Nachricht 07. April 2008

Hermannsburg/Kr. Celle (epd). Der Dezernent für Entwicklungspolitik der hannoverschen Landeskirche, Rainer Kiefer, hat konkrete Projekte für den Klimaschutz angemahnt. "Wir sehen mit Schrecken, dass die Güter der Erde ohne Rücksicht auf ihren Eigenwert, ohne Beachtung ihrer Begrenztheit und ohne Rücksicht auf das Wohl zukünftiger Generationen ausgebeutet werden", sagte Oberlandeskirchenrat Kiefer am Montag bei einer Tagung zum Thema "Klimagerechtigkeit".

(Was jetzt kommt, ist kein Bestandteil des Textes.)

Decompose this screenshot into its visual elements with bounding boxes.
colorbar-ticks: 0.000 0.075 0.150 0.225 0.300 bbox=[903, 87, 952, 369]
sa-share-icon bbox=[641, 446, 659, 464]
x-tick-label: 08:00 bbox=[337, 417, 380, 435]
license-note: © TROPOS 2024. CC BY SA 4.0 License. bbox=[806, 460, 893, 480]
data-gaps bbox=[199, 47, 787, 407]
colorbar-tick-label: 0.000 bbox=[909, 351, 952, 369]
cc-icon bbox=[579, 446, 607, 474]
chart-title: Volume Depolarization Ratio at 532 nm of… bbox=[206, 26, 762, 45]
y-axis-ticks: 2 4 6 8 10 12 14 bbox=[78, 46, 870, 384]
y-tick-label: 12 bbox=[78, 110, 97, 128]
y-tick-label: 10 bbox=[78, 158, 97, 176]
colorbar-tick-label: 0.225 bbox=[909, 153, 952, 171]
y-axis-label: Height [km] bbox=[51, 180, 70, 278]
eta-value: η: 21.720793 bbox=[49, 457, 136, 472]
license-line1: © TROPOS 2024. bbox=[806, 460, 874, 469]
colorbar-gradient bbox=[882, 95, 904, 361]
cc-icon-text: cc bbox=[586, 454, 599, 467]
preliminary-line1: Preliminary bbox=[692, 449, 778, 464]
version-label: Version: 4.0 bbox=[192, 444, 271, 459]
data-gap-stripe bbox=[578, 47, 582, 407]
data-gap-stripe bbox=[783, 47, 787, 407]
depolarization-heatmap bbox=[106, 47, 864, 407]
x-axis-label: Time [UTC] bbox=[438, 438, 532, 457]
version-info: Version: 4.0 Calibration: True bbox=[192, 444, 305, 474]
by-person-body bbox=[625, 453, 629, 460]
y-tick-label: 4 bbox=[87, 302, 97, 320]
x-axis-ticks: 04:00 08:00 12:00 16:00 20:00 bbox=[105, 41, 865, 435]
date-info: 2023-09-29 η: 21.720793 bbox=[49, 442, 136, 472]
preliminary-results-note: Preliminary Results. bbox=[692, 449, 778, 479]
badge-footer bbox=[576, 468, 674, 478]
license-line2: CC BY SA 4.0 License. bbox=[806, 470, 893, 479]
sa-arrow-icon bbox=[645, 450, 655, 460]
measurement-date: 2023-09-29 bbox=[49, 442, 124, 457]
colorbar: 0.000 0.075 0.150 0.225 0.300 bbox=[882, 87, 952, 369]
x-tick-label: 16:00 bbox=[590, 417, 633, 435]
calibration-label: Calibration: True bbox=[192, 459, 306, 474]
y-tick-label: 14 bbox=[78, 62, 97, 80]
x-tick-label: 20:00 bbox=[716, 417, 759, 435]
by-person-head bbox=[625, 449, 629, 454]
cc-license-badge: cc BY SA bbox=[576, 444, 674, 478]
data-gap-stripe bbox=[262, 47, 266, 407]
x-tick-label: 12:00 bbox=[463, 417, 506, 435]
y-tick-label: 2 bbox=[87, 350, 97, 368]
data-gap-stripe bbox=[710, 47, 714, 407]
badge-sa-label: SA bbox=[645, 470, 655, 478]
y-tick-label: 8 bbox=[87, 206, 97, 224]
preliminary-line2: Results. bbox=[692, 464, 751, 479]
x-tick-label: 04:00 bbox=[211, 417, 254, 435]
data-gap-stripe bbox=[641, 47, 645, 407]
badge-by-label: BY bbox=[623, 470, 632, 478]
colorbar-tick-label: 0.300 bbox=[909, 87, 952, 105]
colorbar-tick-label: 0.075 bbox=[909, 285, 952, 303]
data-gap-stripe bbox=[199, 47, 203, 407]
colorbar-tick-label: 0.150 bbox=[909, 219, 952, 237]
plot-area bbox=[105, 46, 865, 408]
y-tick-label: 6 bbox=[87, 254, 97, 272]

In Hermannsburg bei Celle waren zu der entwicklungspolitischen Tagung mehr als 120 Vertreter von Kirchen, Hilfs- und Missionswerken zusammengekommen. Kiefer sagte seinem Manuskript zufolge, die hannoversche Landeskirche wolle als größte evangelische Landeskirche in Deutschland bis zum Jahr 2015 ihren Kohlendioxid-Ausstoß erheblich reduzieren. Gemeinden und Einrichtungen sollten gegenüber 2005 in ihren Gebäuden die Emissionen um 25 Prozent reduzieren.

"Das wäre ein Schritt, der die Klimaschutzziele der Bundesregierung unterstützt", sagte er. Gleichzeitig werde mittelfristig eine erhebliche Entlastung der Haushalte in der größten evangelischen Landeskirche in Deutschland erreicht. Der Professor für Philosophie und Religionswissenschaften, Jesse Mugambi, aus Kenia sagte, vor allem Afrika leide unter der Ausbeutung der Umwelt.

Dort machten Bauern, Hirten und Fischer die Erfahrung, dass Dürrezeiten viel heißer und trockener seien als noch vor Generationen, erläuterte Mugambi laut Redemanuskript. Regen sei immer weniger vorhersehbar. Fortschritt dürfe nicht länger am Ressourcenverbrauch gemessen werden, forderte er. Regierungen handelten verantwortlich, wenn sie die verletzlichsten Gesellschaften schützten und für die Grundbedürfnisse wie Essen, Wasser, Gesundheit und Bildung sorgten.